Le aziende sopravvissute hanno dimezzato i propri investimenti, puntando anch’esse sulla liquidità. E il settore culturale è proprio la cartina di tornasole di un paese essenzialmente allo sbando. La nostra penisola è al primo posto per numero di siti Unesco, ma i lavoratori della cultura sono appena 304mila, a fronte di circa il doppio di Germania e Gran Bretagna. Il valore aggiunto del settore culturale è stato nel 2013 di 15,5miliardi di euro, a fronte dei 35 miliardi della Germania e dei 27 della Francia. Mentre gli altri Paesi negli anni della crisi hanno cercato di puntare tutto a rafforzare il settore culturale, l’Italia è andata in controtendenza. E i risultati sono sotto gli occhi di tutti. “E’ un Paese dal capitale inagito sul quale grava un meccanismo di sospensione delle aspettative”, ha commentato lo storico Presidente del Censis Giuseppe De Rita. Il rischio per l’Italia è quello di restare fuori dai flussi economici globali.

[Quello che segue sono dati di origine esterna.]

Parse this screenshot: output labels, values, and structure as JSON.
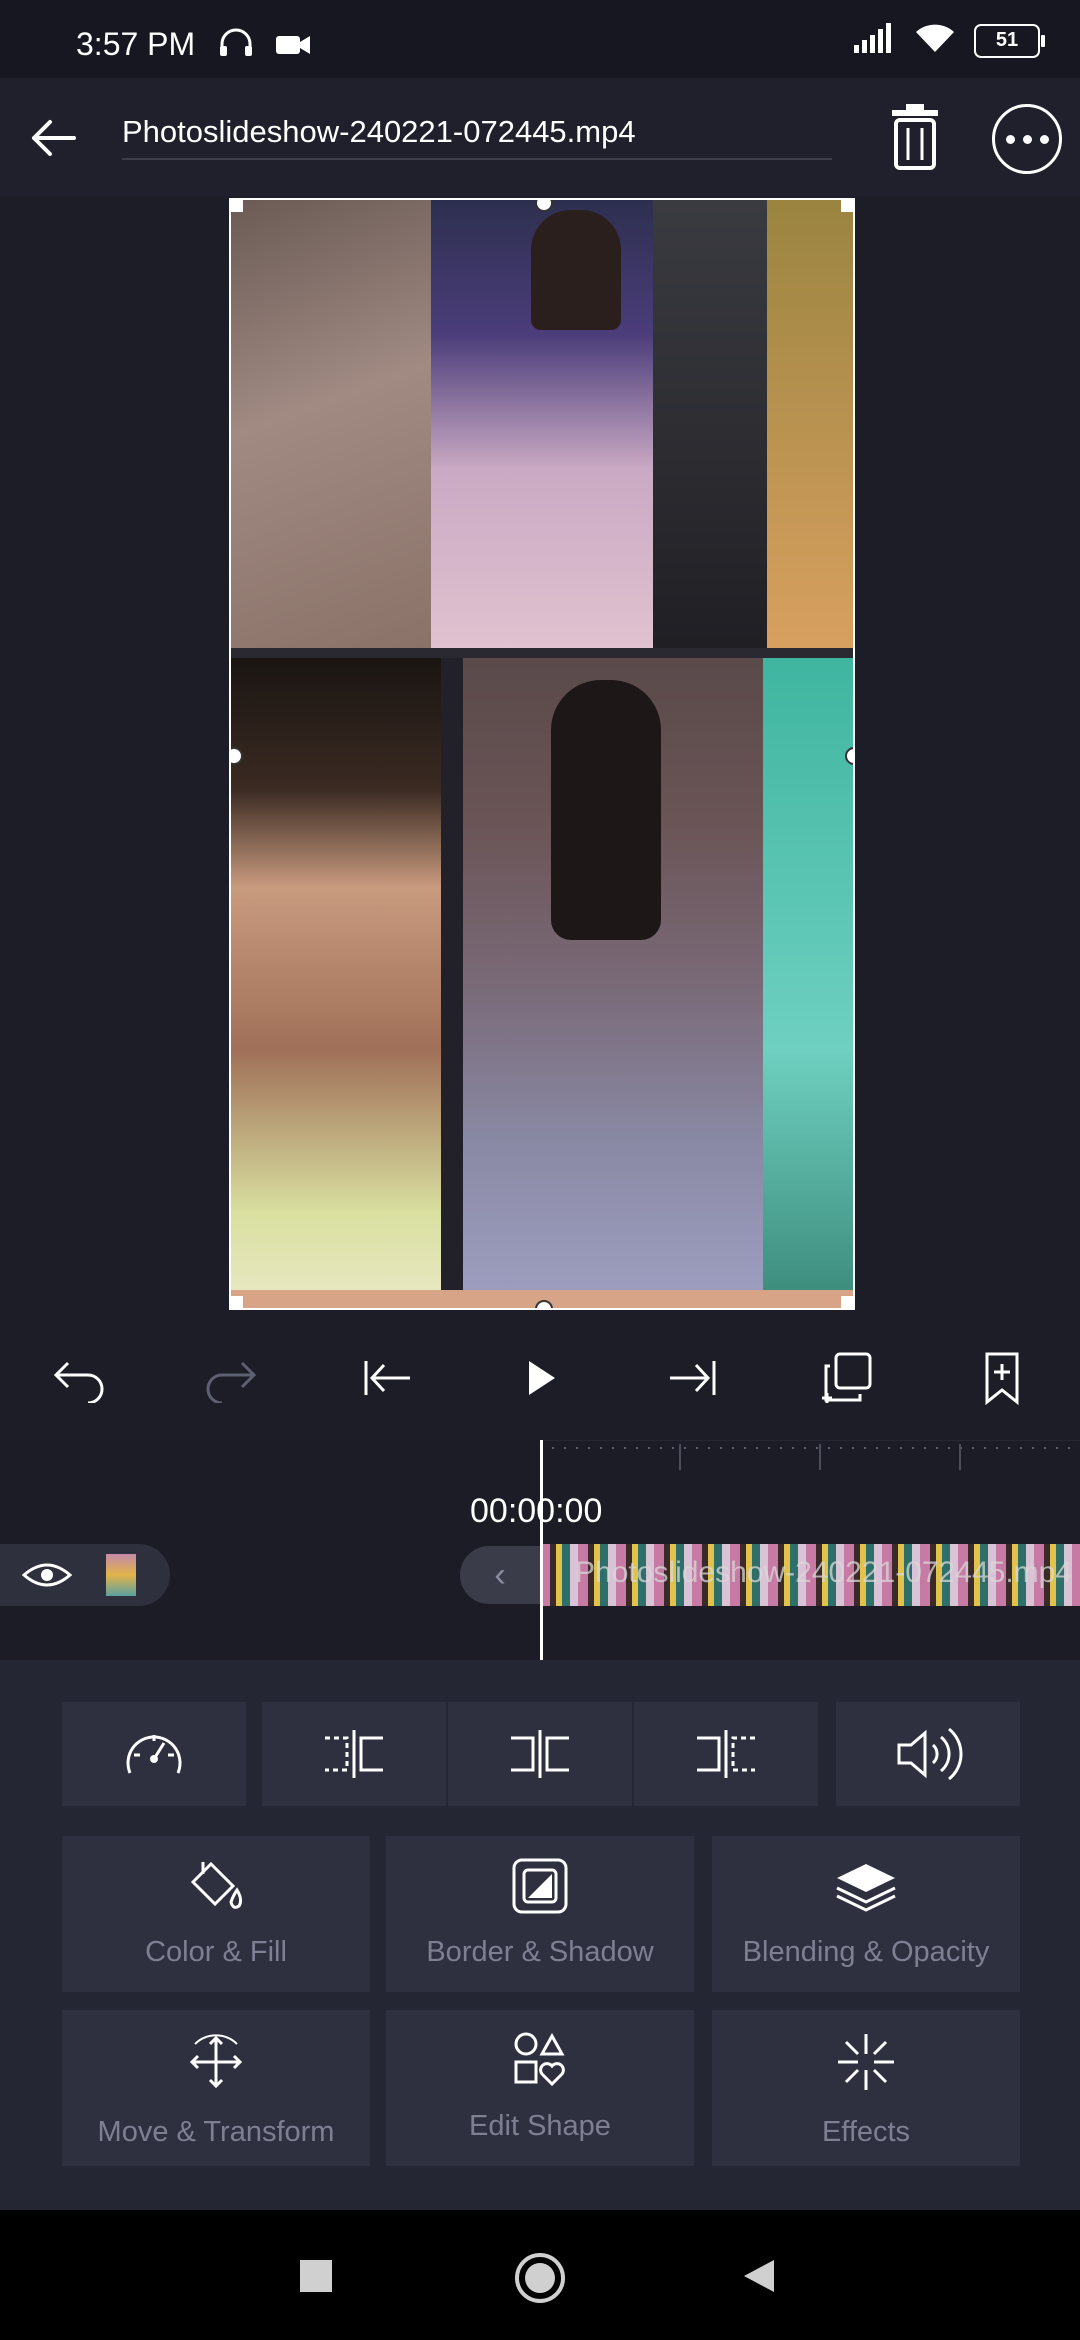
{
  "status_bar": {
    "time": "3:57 PM",
    "battery": "51",
    "icons": [
      "headphones-icon",
      "video-camera-icon",
      "signal-icon",
      "wifi-icon",
      "battery-icon"
    ]
  },
  "app_bar": {
    "title": "Photoslideshow-240221-072445.mp4",
    "icons": [
      "back-arrow-icon",
      "trash-icon",
      "more-icon"
    ]
  },
  "preview": {
    "content": "photo collage",
    "accent": "#ffffff"
  },
  "playback": {
    "icons": [
      "undo-icon",
      "redo-icon",
      "jump-start-icon",
      "play-icon",
      "jump-end-icon",
      "duplicate-icon",
      "bookmark-add-icon"
    ]
  },
  "timeline": {
    "time_code": "00:00:00",
    "clip_name": "Photoslideshow-240221-072445.mp4"
  },
  "tools": {
    "row1_icons": [
      "speed-icon",
      "split-left-icon",
      "split-icon",
      "split-right-icon",
      "volume-icon"
    ],
    "cards": [
      {
        "label": "Color & Fill",
        "icon": "paint-bucket-icon"
      },
      {
        "label": "Border & Shadow",
        "icon": "border-shadow-icon"
      },
      {
        "label": "Blending & Opacity",
        "icon": "layers-icon"
      },
      {
        "label": "Move & Transform",
        "icon": "move-transform-icon"
      },
      {
        "label": "Edit Shape",
        "icon": "shapes-icon"
      },
      {
        "label": "Effects",
        "icon": "sparkle-icon"
      }
    ]
  },
  "nav_bar": {
    "icons": [
      "recents-icon",
      "home-icon",
      "back-icon"
    ]
  }
}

La riduzione degli investimenti esteri dal 2007 al 2013 è stato del 60%. Gli italiani evidenziano inoltre una forte lontananza e una complessiva sfiducia verso le istituzioni europee. Quel che non sembra conoscere crisi all’estero è invece il brand Italia. Il “made in Italy” piace per quel che simboleggia e l’Italia è la quinta destinazione turistica al mondo. Con queste carte si potrebbe fare molto, ma come ha sottolineato ancora De Rita, si è perso il meccanismo motivazionale. Ed in questo contesto si sfaldano i legami sociali ed aumenta la molecolarità del sistema e l’anomia . Quella italiana è una società che arranca stando al Rapporto Censis. E purtroppo basta guardarsi intorno per averne conferma. I giovani – quelli che ne hanno le possibilità – fuggono all’estero alla prima occasione, disgustati da un contesto vecchio e clientelare. In argomento la scelta di De Rita di passare il testimone, a partire dal prossimo anno, al figlio Giorgio (uno dei suoi 8 figli) ha destato molte polemiche. De Rita senior ha risposto che il suo era il curriculum migliore. Ne siamo certi, ma vorremmo ricordare al Professor De Rita che assai sovente curriculum eccelsi non vengono neppure letti in assenza di un cognome che conta o di una buona lettera di referenze… Almeno nell’Italia del 2014.